The etiology of AIBSES remains unclear. For both AIBSES and AZOOR, viral infections, autoimmune diseases and vaccinations have been found to be potential triggers [
2,
3,
4,
5,
21]. Genetic and hormonal factors are also possible, with the clear predominance of female patients [
7]. Cimino et al. suggest that choriocapillaris non-perfusion and secondary ischemia may cause dysfunction of the outer retinal layers, and this may be the mechanism behind primary inflammatory choriocapillaropathies (PICCP), including AIBSES and MEWDS [
3]. However, none of our patients reported a recent history of a viral infection or disease, while only one patient (case 3) reported recent vaccination. However, a careful history of COVID-19 disease and vaccination showed no causal relationship with the beginning of visual symptoms in this patient. In our opinion, an autoimmune/parainfectious inflammatory etiology can be hypothesised, as vitreous cellular hyperreflectivity is often present preretinally but is visible only in the OCT. We can only speculate about the potential impact of steroid treatment on recovery to support this idea.

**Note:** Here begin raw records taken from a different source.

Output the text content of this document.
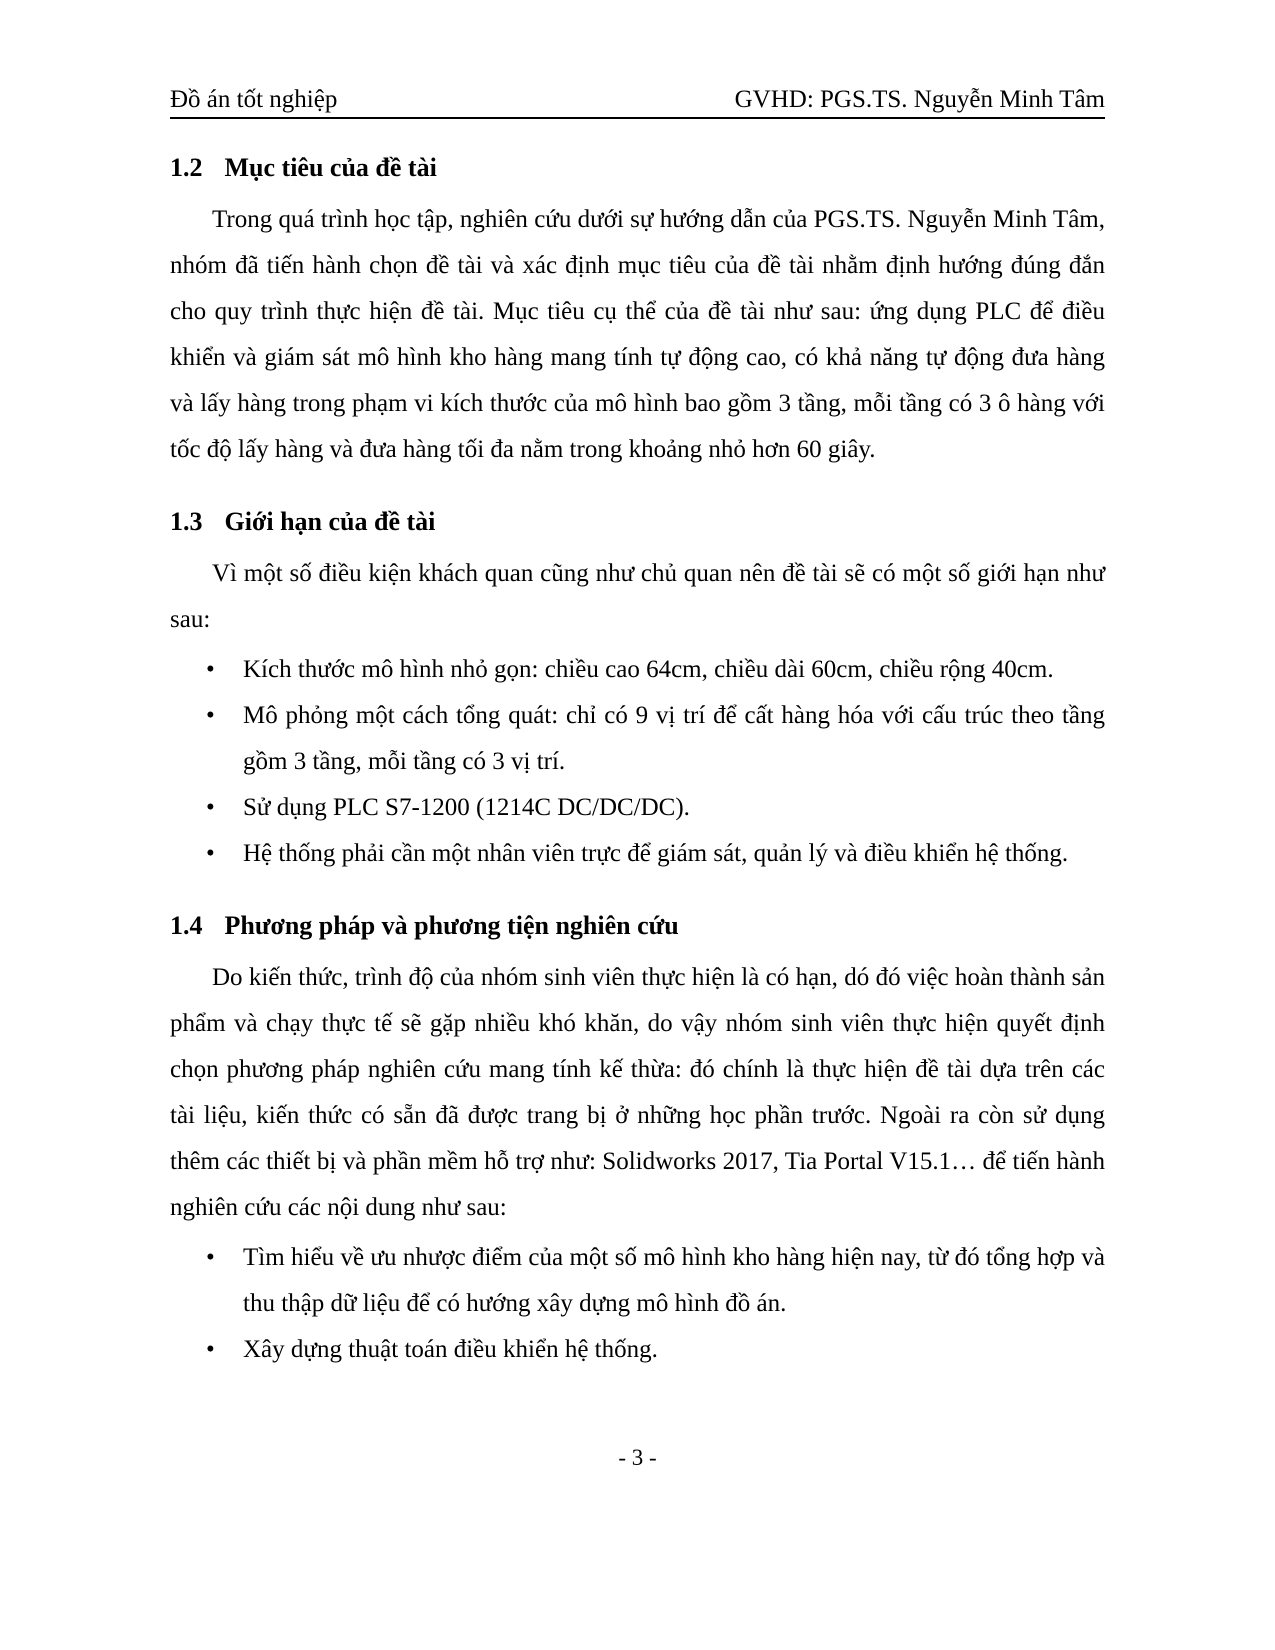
Đồ án tốt nghiệp	GVHD: PGS.TS. Nguyễn Minh Tâm
1.2 Mục tiêu của đề tài

Trong quá trình học tập, nghiên cứu dưới sự hướng dẫn của PGS.TS. Nguyễn Minh Tâm, nhóm đã tiến hành chọn đề tài và xác định mục tiêu của đề tài nhằm định hướng đúng đắn cho quy trình thực hiện đề tài. Mục tiêu cụ thể của đề tài như sau: ứng dụng PLC để điều khiển và giám sát mô hình kho hàng mang tính tự động cao, có khả năng tự động đưa hàng và lấy hàng trong phạm vi kích thước của mô hình bao gồm 3 tầng, mỗi tầng có 3 ô hàng với tốc độ lấy hàng và đưa hàng tối đa nằm trong khoảng nhỏ hơn 60 giây.

1.3 Giới hạn của đề tài

Vì một số điều kiện khách quan cũng như chủ quan nên đề tài sẽ có một số giới hạn như sau:

• Kích thước mô hình nhỏ gọn: chiều cao 64cm, chiều dài 60cm, chiều rộng 40cm.
• Mô phỏng một cách tổng quát: chỉ có 9 vị trí để cất hàng hóa với cấu trúc theo tầng gồm 3 tầng, mỗi tầng có 3 vị trí.
• Sử dụng PLC S7-1200 (1214C DC/DC/DC).
• Hệ thống phải cần một nhân viên trực để giám sát, quản lý và điều khiển hệ thống.
1.4 Phương pháp và phương tiện nghiên cứu

Do kiến thức, trình độ của nhóm sinh viên thực hiện là có hạn, dó đó việc hoàn thành sản phẩm và chạy thực tế sẽ gặp nhiều khó khăn, do vậy nhóm sinh viên thực hiện quyết định chọn phương pháp nghiên cứu mang tính kế thừa: đó chính là thực hiện đề tài dựa trên các tài liệu, kiến thức có sẵn đã được trang bị ở những học phần trước. Ngoài ra còn sử dụng thêm các thiết bị và phần mềm hỗ trợ như: Solidworks 2017, Tia Portal V15.1… để tiến hành nghiên cứu các nội dung như sau:

• Tìm hiểu về ưu nhược điểm của một số mô hình kho hàng hiện nay, từ đó tổng hợp và thu thập dữ liệu để có hướng xây dựng mô hình đồ án.
• Xây dựng thuật toán điều khiển hệ thống.
- 3 -
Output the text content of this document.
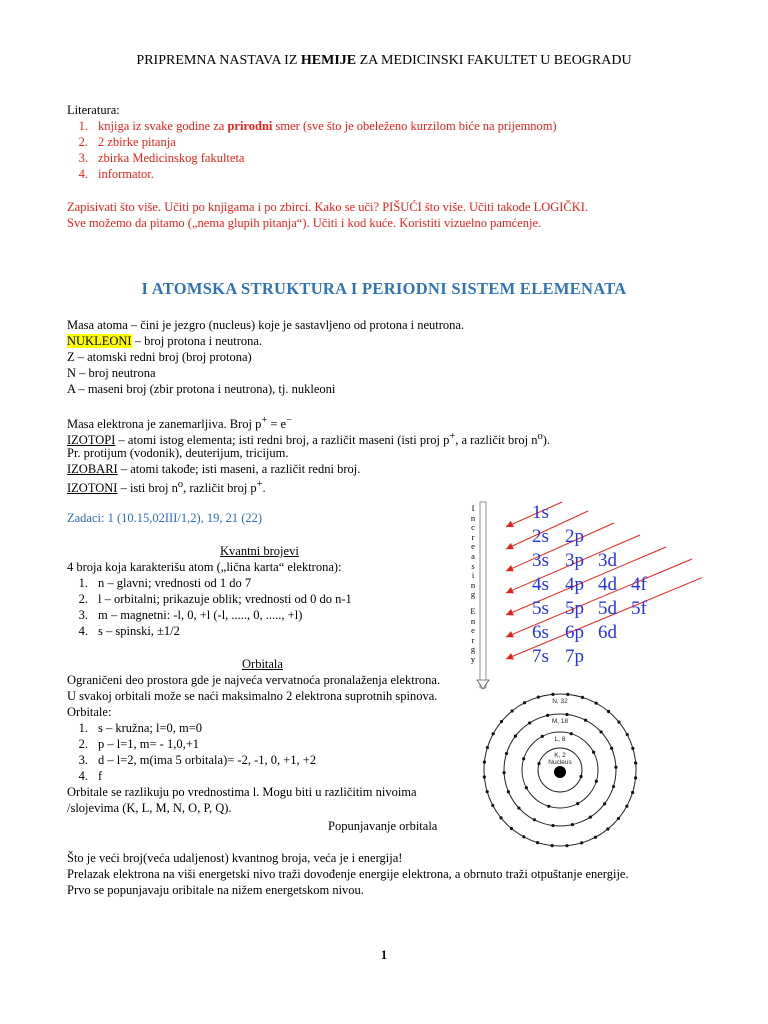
PRIPREMNA NASTAVA IZ HEMIJE ZA MEDICINSKI FAKULTET U BEOGRADU
Literatura:
1. knjiga iz svake godine za prirodni smer (sve što je obeleženo kurzilom biće na prijemnom)
2. 2 zbirke pitanja
3. zbirka Medicinskog fakulteta
4. informator.
Zapisivati što više. Učiti po knjigama i po zbirci. Kako se uči? PIŠUĆI što više. Učiti takođe LOGIČKI.
Sve možemo da pitamo („nema glupih pitanja“). Učiti i kod kuće. Koristiti vizuelno pamćenje.
I ATOMSKA STRUKTURA I PERIODNI SISTEM ELEMENATA
Masa atoma – čini je jezgro (nucleus) koje je sastavljeno od protona i neutrona.
NUKLEONI – broj protona i neutrona.
Z – atomski redni broj (broj protona)
N – broj neutrona
A – maseni broj (zbir protona i neutrona), tj. nukleoni
Masa elektrona je zanemarljiva. Broj p+ = e−
IZOTOPI – atomi istog elementa; isti redni broj, a različit maseni (isti proj p+, a različit broj $n^o$).
Pr. protijum (vodonik), deuterijum, tricijum.
IZOBARI – atomi takođe; isti maseni, a različit redni broj.
IZOTONI – isti broj $n^o$, različit broj p+.
Zadaci: 1 (10.15,02III/1,2), 19, 21 (22)
Kvantni brojevi
4 broja koja karakterišu atom („lična karta“ elektrona):
1. n – glavni; vrednosti od 1 do 7
2. l – orbitalni; prikazuje oblik; vrednosti od 0 do n-1
3. m – magnetni: -l, 0, +l (-l, ....., 0, ....., +l)
4. s – spinski, ±1/2
Orbitala
Ograničeni deo prostora gde je najveća vervatnoća pronalaženja elektrona.
U svakoj orbitali može se naći maksimalno 2 elektrona suprotnih spinova.
Orbitale:
1. s – kružna; l=0, m=0
2. p – l=1, m= - 1,0,+1
3. d – l=2, m(ima 5 orbitala)= -2, -1, 0, +1, +2
4. f
Orbitale se razlikuju po vrednostima l. Mogu biti u različitim nivoima
/slojevima (K, L, M, N, O, P, Q).
Popunjavanje orbitala
Što je veći broj(veća udaljenost) kvantnog broja, veća je i energija!
Prelazak elektrona na viši energetski nivo traži dovođenje energije elektrona, a obrnuto traži otpuštanje energije.
Prvo se popunjavaju oribitale na nižem energetskom nivou.
I
n
c
r
e
a
s
i
n
g
E
n
e
r
g
y
1s
2s 2p
3s 3p 3d
4s 4p 4d 4f
5s 5p 5d 5f
6s 6p 6d
7s 7p
N, 32
M, 18
L, 8
K, 2
Nucleus
1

Currently, no established therapeutic regime exists to treat AIBSES. The use of systemic steroids has been reported in single case descriptions. The reported results vary from spontaneous improvement of signs and symptoms without intervention within six to 10 weeks to the use of systemic immunosuppressive drugs [
3,
4,
5]. There are no references to potential therapies in either the earliest description of AIBSES [
1] or in the largest collection of 27 patients [
7]. The majority of individual case descriptions and small case series, however, report no or only partial regression of the visual field defect [
1,
5,
7,
18]. We saw visual field improvement in all our prospectively followed patients, two of whom received treatment with systemic steroids and one of whom received no treatment but recovered spontaneously very quickly. With a relatively low spectrum of side-effects and an impressive reduction in visual field defects and irregularities of the outer retina on OCT in both of our patients treated with systemic steroids, we currently consider the administration of weight-adapted corticosteroids for some weeks to be advisable for the treatment of AIBSES. Further controlled studies are needed to draw stronger conclusions about the impact of timing and dosing.